There are some great online courses mentioned in this thread. I would also recommend this awesome MDN resource. In the left sidebar you can find an extremely well structured navigation of their tutorials. Even if you don't use the tutorials themselves, I would highly recommend using that navigation to familiarize yourself with all of the many topics involved in mastering front end dev and how they relate to one another. 

 

Learning to code in any language is a combination of acquiring both experience and formal understanding of the language. You will frequently find yourself cobbling together some code to make something work without totally understanding why. That's perfectly normal and fine. What you want to do is then cycle back and figure out why something works the way it does. Maybe not the same afternoon, but eventually.

 

There are endless examples of this learning process. CSS positioning is a great one. No one understands all of the details of how and why absolute/relative positioning works the first dozen times they use them. The trick is to constantly cycle back to different forms of documentation as you get familiar with using them.

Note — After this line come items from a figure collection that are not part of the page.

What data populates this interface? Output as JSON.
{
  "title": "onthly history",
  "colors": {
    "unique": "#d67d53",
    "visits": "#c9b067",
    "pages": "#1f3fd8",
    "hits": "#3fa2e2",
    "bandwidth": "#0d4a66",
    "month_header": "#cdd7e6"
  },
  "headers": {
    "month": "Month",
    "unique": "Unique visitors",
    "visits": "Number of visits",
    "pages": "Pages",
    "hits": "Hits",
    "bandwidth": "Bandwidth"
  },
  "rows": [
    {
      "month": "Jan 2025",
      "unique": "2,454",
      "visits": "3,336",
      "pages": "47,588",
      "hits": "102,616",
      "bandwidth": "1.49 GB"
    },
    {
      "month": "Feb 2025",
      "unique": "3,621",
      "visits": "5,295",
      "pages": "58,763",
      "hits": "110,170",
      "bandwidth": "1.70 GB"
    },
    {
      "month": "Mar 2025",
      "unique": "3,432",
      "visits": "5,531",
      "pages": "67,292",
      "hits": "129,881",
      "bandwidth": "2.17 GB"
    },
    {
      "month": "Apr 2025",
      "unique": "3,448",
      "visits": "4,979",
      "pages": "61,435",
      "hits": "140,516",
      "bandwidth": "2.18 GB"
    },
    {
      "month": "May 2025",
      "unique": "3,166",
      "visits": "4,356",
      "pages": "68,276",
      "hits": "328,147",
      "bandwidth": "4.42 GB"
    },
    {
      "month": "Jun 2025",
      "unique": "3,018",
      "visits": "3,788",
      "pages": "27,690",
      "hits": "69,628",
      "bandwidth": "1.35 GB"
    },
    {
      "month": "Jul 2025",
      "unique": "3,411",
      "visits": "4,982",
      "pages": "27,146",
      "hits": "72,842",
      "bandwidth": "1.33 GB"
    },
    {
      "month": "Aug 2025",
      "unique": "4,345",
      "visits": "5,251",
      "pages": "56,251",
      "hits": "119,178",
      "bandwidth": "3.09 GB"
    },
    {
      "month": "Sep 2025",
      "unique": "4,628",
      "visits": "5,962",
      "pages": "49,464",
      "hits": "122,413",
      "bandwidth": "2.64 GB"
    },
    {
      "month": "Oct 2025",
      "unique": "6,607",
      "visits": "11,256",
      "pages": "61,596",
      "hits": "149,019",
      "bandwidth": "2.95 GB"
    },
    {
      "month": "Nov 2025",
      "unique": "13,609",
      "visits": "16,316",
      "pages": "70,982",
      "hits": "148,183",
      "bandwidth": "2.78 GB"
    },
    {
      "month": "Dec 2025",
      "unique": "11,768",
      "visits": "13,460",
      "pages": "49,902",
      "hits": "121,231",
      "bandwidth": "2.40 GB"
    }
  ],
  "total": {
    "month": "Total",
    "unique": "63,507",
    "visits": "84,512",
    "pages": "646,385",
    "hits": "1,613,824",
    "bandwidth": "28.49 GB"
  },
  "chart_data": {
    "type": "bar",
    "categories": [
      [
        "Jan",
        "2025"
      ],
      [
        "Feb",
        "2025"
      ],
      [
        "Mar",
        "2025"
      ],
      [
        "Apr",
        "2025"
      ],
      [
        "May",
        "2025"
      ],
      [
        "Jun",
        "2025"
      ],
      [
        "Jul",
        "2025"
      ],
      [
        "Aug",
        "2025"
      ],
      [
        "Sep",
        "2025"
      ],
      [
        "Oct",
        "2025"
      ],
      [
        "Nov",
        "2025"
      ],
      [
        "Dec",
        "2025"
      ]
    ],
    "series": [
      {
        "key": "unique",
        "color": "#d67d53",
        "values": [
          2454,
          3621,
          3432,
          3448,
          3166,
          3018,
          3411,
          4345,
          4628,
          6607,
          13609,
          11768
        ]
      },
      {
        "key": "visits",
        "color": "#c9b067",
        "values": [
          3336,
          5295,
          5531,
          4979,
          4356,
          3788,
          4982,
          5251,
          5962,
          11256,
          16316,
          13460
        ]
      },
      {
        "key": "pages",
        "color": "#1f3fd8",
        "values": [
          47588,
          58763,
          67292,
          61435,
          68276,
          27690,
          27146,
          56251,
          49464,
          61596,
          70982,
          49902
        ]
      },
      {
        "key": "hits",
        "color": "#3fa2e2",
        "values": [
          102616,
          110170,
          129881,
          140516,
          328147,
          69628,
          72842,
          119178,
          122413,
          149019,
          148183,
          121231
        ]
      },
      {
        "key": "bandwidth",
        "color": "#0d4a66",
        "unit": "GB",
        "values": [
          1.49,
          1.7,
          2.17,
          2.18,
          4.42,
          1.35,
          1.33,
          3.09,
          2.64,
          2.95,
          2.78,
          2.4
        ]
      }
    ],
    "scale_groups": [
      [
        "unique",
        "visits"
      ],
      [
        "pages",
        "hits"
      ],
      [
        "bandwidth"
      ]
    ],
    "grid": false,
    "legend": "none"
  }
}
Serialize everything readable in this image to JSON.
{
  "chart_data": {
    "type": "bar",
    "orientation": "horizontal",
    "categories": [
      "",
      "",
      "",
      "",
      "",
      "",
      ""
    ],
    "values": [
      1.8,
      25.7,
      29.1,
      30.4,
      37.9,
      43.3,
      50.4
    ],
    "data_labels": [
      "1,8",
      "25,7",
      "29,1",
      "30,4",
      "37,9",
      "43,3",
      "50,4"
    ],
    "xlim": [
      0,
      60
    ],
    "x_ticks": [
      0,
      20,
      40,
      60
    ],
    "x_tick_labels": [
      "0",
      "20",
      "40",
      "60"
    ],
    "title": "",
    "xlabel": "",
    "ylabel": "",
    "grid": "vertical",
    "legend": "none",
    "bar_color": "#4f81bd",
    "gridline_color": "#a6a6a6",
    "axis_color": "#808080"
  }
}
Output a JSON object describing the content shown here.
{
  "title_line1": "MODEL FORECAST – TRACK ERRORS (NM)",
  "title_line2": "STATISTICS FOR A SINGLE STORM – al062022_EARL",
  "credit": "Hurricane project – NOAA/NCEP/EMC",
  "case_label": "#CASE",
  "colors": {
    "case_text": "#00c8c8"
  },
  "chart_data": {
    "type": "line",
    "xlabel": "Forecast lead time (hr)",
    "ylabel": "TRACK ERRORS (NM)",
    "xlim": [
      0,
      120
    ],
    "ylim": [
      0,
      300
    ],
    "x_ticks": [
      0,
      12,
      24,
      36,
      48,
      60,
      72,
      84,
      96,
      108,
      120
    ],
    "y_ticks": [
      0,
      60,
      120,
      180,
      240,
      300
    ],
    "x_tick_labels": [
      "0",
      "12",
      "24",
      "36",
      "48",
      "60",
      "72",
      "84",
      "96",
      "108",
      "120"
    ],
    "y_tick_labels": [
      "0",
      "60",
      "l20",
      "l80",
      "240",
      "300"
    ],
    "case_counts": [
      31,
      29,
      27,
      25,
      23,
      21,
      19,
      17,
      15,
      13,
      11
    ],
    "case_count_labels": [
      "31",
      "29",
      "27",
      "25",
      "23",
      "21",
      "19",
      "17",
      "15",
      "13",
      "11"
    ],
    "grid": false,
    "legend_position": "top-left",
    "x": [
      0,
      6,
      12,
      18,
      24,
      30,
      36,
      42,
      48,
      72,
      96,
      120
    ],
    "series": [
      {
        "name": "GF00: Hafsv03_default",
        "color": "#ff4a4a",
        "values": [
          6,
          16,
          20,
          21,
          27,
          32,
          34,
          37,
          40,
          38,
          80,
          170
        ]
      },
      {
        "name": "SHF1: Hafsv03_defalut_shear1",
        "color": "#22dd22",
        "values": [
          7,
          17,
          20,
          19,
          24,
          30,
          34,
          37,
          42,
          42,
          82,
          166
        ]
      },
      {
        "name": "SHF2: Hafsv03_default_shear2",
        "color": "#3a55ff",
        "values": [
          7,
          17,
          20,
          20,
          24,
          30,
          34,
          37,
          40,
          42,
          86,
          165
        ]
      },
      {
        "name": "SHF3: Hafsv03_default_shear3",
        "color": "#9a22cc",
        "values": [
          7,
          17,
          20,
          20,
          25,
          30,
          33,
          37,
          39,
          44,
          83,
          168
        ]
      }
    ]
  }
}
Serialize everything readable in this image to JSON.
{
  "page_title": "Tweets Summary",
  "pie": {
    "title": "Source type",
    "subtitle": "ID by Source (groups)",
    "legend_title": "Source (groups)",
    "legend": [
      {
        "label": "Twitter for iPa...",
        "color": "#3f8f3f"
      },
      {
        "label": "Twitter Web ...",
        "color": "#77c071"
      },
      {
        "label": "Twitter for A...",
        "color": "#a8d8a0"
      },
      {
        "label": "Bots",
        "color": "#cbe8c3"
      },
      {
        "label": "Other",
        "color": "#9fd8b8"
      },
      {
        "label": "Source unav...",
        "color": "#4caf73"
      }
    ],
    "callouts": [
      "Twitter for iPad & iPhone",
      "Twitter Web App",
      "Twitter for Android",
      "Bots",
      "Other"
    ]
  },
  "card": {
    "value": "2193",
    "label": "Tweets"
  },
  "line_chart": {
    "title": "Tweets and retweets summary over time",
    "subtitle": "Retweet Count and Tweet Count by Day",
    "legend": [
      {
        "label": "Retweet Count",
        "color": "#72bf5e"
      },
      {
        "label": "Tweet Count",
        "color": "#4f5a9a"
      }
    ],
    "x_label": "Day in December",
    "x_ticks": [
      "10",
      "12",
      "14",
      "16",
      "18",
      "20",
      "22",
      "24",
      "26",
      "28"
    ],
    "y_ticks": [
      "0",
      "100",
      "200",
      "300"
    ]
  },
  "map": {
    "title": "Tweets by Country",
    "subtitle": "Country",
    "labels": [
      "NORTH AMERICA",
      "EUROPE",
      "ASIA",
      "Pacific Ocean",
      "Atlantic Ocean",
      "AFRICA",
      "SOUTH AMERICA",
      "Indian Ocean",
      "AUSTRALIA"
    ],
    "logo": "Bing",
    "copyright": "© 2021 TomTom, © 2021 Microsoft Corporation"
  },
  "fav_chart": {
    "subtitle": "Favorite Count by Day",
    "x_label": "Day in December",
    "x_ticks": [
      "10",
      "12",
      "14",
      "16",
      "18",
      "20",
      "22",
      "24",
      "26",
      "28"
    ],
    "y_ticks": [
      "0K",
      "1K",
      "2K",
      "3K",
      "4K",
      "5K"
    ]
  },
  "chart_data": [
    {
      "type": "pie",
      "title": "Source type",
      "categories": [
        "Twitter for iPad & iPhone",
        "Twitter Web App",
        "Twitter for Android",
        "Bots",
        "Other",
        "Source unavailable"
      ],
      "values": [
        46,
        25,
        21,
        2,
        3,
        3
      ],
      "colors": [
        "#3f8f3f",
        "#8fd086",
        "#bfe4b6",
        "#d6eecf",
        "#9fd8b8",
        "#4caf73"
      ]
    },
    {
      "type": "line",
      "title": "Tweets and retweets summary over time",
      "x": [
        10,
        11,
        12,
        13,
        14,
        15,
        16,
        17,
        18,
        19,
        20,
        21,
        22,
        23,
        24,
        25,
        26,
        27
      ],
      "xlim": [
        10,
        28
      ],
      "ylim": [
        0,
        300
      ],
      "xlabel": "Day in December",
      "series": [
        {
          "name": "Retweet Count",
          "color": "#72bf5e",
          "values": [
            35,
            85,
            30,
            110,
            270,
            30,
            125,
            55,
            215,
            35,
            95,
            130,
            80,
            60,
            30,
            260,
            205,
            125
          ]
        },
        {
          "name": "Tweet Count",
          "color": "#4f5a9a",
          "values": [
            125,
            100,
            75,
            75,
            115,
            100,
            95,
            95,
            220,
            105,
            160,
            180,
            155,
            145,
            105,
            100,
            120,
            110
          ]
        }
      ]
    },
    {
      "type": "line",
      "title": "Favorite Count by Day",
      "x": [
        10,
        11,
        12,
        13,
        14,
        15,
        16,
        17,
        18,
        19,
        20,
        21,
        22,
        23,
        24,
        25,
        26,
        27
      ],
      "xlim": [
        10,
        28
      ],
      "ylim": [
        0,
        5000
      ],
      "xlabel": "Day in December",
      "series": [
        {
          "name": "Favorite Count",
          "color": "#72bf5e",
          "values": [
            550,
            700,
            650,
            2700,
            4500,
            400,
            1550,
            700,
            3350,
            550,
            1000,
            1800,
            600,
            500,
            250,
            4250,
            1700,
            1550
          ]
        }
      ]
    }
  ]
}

Eventually you'll acquire an encyclopedic understanding of the topic and then you can more quickly troubleshoot things and concoct effective strategies for building things.

 

On a similar note: If you're looking for new outlets for learning, try experimenting with something that seems above and beyond your current skill level. I'd recommend CSS grid or flexbox. As you pull at that thread, you'll find yourself both learning those subjects, and learning commonalities with other subjects. In this way, you begin to build that web or framework of understanding that people refer to as "proficiency" or "mastery" or whatever. The reality though is that we're all just tending to that web inside our brains.